According to Counterpoint's "ETO (Emerging Technology Opportunities) Service", the eSIM adoption is poised to grow across several connected devices over the next decade leading to the expansion and growth of eSIM value chain.
"The traditional SIM card vendors have maintained the lead when it comes to eSIM enablement. Gemalto and G+D are leading the pack due to their diverse partnerships across the value chain, GSMA certifications, and end-to-end eSIM solutions. They are followed by other SIM vendors such as IDEMIA, VALID and Workz Group in fourth, fifth, and seventh positions respectively," Peter Richardson, Research Director at Counterpoint Research, noted.

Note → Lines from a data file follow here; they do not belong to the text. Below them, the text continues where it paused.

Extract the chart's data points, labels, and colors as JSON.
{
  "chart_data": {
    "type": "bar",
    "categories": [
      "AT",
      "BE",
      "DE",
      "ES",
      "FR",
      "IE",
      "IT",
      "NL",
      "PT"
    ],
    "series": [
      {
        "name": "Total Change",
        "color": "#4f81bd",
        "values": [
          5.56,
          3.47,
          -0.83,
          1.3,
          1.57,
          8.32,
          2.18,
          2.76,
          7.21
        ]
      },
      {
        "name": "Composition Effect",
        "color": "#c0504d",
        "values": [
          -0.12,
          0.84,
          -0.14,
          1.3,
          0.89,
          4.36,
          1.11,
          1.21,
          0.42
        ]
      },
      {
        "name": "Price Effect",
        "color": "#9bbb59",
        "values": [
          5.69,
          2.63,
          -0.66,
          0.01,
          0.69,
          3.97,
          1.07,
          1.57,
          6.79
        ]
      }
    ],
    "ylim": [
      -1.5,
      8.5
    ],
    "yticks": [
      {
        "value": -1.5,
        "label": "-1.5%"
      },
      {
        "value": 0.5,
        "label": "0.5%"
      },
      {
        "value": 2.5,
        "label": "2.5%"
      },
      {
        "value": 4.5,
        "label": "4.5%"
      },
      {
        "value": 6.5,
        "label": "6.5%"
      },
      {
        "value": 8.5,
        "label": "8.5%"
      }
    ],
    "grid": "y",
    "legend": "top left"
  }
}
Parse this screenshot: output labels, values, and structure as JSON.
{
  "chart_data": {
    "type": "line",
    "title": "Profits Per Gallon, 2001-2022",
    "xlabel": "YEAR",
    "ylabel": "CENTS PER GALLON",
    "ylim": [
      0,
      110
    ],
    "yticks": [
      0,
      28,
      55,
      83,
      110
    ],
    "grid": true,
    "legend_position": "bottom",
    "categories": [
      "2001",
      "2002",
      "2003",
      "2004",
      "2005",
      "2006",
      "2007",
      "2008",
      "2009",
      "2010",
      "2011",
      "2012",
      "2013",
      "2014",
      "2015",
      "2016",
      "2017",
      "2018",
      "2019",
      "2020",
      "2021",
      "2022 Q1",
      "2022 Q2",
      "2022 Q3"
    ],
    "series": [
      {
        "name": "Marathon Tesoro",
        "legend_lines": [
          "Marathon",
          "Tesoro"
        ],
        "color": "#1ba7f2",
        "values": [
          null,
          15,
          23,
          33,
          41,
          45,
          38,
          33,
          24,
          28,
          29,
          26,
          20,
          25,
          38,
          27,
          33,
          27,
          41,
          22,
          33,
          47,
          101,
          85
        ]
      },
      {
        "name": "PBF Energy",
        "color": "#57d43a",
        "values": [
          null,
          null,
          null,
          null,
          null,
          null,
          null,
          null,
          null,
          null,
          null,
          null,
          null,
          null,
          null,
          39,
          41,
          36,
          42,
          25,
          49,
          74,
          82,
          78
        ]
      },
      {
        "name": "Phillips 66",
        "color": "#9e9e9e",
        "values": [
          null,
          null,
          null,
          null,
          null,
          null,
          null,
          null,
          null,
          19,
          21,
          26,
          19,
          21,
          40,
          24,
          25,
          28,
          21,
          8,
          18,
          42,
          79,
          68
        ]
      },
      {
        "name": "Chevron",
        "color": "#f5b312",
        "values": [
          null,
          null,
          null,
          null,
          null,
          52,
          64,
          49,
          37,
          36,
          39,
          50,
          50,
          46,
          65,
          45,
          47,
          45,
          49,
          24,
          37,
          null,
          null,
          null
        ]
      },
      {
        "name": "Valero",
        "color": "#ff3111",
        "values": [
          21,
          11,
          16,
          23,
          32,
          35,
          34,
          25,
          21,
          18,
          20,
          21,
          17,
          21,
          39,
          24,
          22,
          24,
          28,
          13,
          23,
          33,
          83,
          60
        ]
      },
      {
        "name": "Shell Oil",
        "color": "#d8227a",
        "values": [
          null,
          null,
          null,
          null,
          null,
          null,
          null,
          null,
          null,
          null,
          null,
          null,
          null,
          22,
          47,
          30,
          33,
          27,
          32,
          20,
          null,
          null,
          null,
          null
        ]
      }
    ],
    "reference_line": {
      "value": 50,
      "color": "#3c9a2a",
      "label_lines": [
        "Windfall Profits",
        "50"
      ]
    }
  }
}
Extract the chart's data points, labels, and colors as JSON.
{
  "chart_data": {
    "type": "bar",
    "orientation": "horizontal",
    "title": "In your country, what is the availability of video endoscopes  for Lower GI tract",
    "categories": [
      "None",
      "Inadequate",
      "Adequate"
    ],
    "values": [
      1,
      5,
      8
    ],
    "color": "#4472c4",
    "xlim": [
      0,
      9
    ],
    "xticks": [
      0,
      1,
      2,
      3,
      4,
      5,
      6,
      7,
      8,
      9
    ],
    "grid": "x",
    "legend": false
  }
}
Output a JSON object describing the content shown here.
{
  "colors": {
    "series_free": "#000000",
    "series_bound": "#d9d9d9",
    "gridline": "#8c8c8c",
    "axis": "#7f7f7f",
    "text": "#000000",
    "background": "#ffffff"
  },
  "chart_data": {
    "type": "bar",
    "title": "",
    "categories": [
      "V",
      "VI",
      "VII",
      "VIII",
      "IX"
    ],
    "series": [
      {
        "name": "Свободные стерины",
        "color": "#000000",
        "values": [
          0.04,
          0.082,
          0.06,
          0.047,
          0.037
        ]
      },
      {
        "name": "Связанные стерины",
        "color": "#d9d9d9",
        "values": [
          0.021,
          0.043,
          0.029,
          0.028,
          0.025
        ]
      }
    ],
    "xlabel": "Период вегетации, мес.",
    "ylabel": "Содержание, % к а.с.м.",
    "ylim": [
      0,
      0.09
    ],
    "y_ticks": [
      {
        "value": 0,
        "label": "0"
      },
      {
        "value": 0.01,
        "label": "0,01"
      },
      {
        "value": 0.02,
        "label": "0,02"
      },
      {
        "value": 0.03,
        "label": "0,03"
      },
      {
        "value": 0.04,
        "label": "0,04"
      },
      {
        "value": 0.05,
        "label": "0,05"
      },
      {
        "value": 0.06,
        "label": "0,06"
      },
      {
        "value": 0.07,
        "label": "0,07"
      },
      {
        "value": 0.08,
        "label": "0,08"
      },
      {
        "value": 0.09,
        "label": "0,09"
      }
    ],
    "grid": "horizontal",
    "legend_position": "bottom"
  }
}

Companies such as Gemalto, G+D (Giesecke and Devrient), IDEMIA, VALID, and Workz are the top hardware-based eSIM providers with the MFF2 form factor.
Whereas, ST Micro and NXP are the leading suppliers of WLCSP form factor. Infineon is offering an innovative miniaturized leadless package form factor.
Companies such as Truphone, ARM, Qualcomm, RedteaMobile, Telna, GigSky, roam2free, and others, are partnering with OEMs, operators, and chipset vendors to drive software-based eUICC adoption either in TEE or integrated into the SoC.
"There is a rise of eSIM enablement companies offering a variety of eSIM solutions. This includes broadly three categories: firstly, software-based eUICC in TEE (Trusted Execution Environment); secondly, eUICC embedded in a hardware-based MFF2 or Wafer Level Chip Scale Packaging (WLCSP), miniaturised leadless package form factors soldered into the PCBs," Satyajit Sinha, Research Analyst at Counterpoint Research, said in a statement.
"Thirdly, the newer category of integrated eSIMs, also called iSIM or iUICC, where the eUICC is integrated into a secure enclave within the System-on-Chip (SoC) itself. So far, only the hardware-based MFF2 and WLCSP form factor is GSMA compliant and meets the security standards outlined in GSMA's SGP.01/02/21/22 specs."
Semiconductor players such as ST Micro, NXP, and Infineon have also seen healthy adoption of their eSIM solutions which are shipping in good volumes, especially in smartphones and automotives.
These players, unlike SIM card vendors, lack the end-to-end eSIM offering (eSIM enablement and management) as well as direct operator partnerships.